He mantenido recientemente algunas discusiones en las que mis interlocutores defendían la idea -no por conocida menos sorprendente-, de que el grado de bienestar histórico alcanzado por la sociedad occidental debe soportarse sobre un grado de deterioro y depredación de los recursos naturales ineludible que, en consecuencia, no debe causarnos remordimiento alguno. Qué le vamos a hacer, piensan, si para alcanzar ciertas comodidades debemos esquilmar el fundamento que las sustenta. Michael Braungart, el científico alemán impulsor del movimiento Cradle to Cradle, decía que incluso aquellos de entre los convencidos de la inevitabilidad del deterioro que se avienen a ser menos malos utilizando procedimientos de sostenibilidad, no hacen otra cosa que gestionar precariamente la culpa. En el año 2002 creó una plataforma abierta para el intercambio de información destinada a la adopción de los principios de ecoefectividad de Cradle-to-Cradle. En la página incial de GreenBlue puede leerse: “imagina una economía que purificara la tierra, el aire y el agua; que utilizara solamente energía solar y no generara deshechos tóxicos; cuyos materiales nutrieran la tierra o fuera infinitamente reutilizables; cuyos beneficios fueran compartidos por todos”. Seguramente los interlocutores a los que aludía al inicio y el Profesor Braungart no se llevarían demasiado bien.
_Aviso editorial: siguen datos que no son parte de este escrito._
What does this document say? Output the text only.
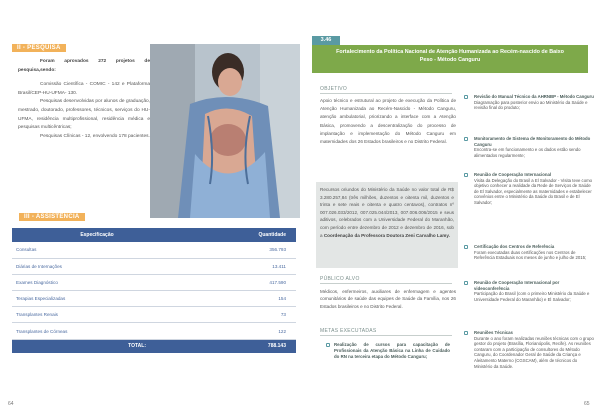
II - PESQUISA

Foram aprovados 272 projetos de pesquisa,sendo:

Comissão Científica - COMIC - 142 e Plataforma Brasil/CEP-HU-UFMA- 130.

Pesquisas desenvolvidas por alunos de graduação, mestrado, doutorado, professores, técnicos, serviços do HU-UFMA, residência multiprofissional, residência médica e pesquisas multicêntricas;

Pesquisas Clínicas - 12, envolvendo 178 pacientes.

III - ASSISTÊNCIA
Especificação	Quantidade
Consultas	356.793
Diárias de Internações	13.411
Exames Diagnóstico	417.590
Terapias Especializadas	154
Transplantes Renais	73
Transplantes de Córneas	122
TOTAL:	788.143
64
3.46
Fortalecimento da Política Nacional de Atenção Humanizada ao Recém-nascido de Baixo Peso - Método Canguru
OBJETIVO
Apoio técnico e estrutural ao projeto de execução da Política de Atenção Humanizada ao Recém-Nascido - Método Canguru, atenção ambulatorial, priorizando a interface com a Atenção Básica, promovendo a descentralização do processo de implantação e implementação do Método Canguru em maternidades dos 26 Estados brasileiros e no Distrito Federal.
Recursos oriundos do Ministério da Saúde no valor total de R$ 3.280.257,84 (três milhões, duzentos e oitenta mil, duzentos e trinta e sete reais e oitenta e quatro centavos), contratos nº 007.026.033/2012, 007.025.044/2013, 007.006.006/2015 e seus aditivos, celebrados com a Universidade Federal do Maranhão, com período entre dezembro de 2012 e dezembro de 2016, sob a Coordenação da Professora Doutora Zeni Carvalho Lamy.
PÚBLICO ALVO
Médicos, enfermeiros, auxiliares de enfermagem e agentes comunitários de saúde das equipes de Saúde da Família, nos 26 Estados brasileiros e no Distrito Federal.
METAS EXECUTADAS
Realização de cursos para capacitação de Profissionais da Atenção Básica na Linha de Cuidado do RN na terceira etapa do Método Canguru;
Revisão do Manual Técnico da AHRNBP - Método Canguru
Diagramação para posterior envio ao Ministério da Saúde e revisão final do produto;
Monitoramento de Sistema de Monitoramento do Método Canguru
Encontra-se em funcionamento e os dados estão sendo alimentados regularmente;
Reunião de Cooperação Internacional
Visita da Delegação do Brasil a El Salvador - Visita teve como objetivo conhecer a realidade da Rede de Serviços de Saúde de El Salvador, especialmente as maternidades e estabelecer convênios entre o Ministério da Saúde do Brasil e de El Salvador;
Certificação dos Centros de Referência
Foram executadas duas certificações nos Centros de Referência Estaduais nos meses de junho e julho de 2015;
Reunião de Cooperação Internacional por videoconferência
Participação do Brasil (com o primeiro Ministério da Saúde e Universidade Federal do Maranhão) e El Salvador;
Reuniões Técnicas
Durante o ano foram realizadas reuniões técnicas com o grupo gestor do projeto (Brasília, Florianópolis, Recife). As reuniões contaram com a participação de consultores do Método Canguru, do Coordenador Geral de Saúde da Criança e Aleitamento Materno (CGSCAM), além de técnicos do Ministério da Saúde.
65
Entre las iniciativas que promueve GreenBlue está Metafore, una plataforma abierta de intercambio de información para “empresarios que quieran evaluar, seleccionar y manufacturar maderas y productos de papel preferentes”, es decir, ecoefectivas. Entre otras iniciativas decisivas está la del desarrollo de The Environmental Paper Assessment Tool (EPAT), que proporciona a compradores y vendedores de productos de papel un marco y un lenguaje consistente para la evaluación y selección del papel, algo que refuerzan, a su vez, organizaciones como What’s in your paper, que relanza su actividad con ocasión de “La hora del planeta” promovida por la WWF. Su propuesta de alcanzar progresiva y pragmáticamente, en cuatro escalones, un grado de efectividad ecológica en el uso del papel que garantice una economía que no genere deshechos tóxicos inasumibles, es más que reseñable.
Buena parte de la originilidad y fortaleza de su trabajo se basa, también, en el desarrollo de una plataforma abierta de intercambio de información sobre proveedores, fabricantes y tipos de papel denominada Canopy, una base de datos de papeles ecológicos que ha crecido en más de dos tercios en los últimos dieciocho meses, una organización canadiense que contribuye muy activamente a la plena concienciación de la industria editorial de su país, a transformar sus hábitos y sus procedimientos.
Vivimos en un planeta hecho en buena medida de papel y su fabricación y consumo son, en buena medida, parte del problema que hemos creado y que debemos resolver. Nuestra prosperidad y nuestro bienestar no pueden estar basadas sobre el deterioro y el menoscabo asumido de los recursos naturales. Contamos con herramientas y conocimientos suficientes para subsanarlo, para sobrepasar el rácano concepto de sostenibilidad y pensar ecoefectivamente. Mañana sonarán las campanas del planeta a las 20.30 y quizás sea un buen momento para pesnar en la lista de cosas que todos deberíamos hacer por un planeta y una economía más verdes.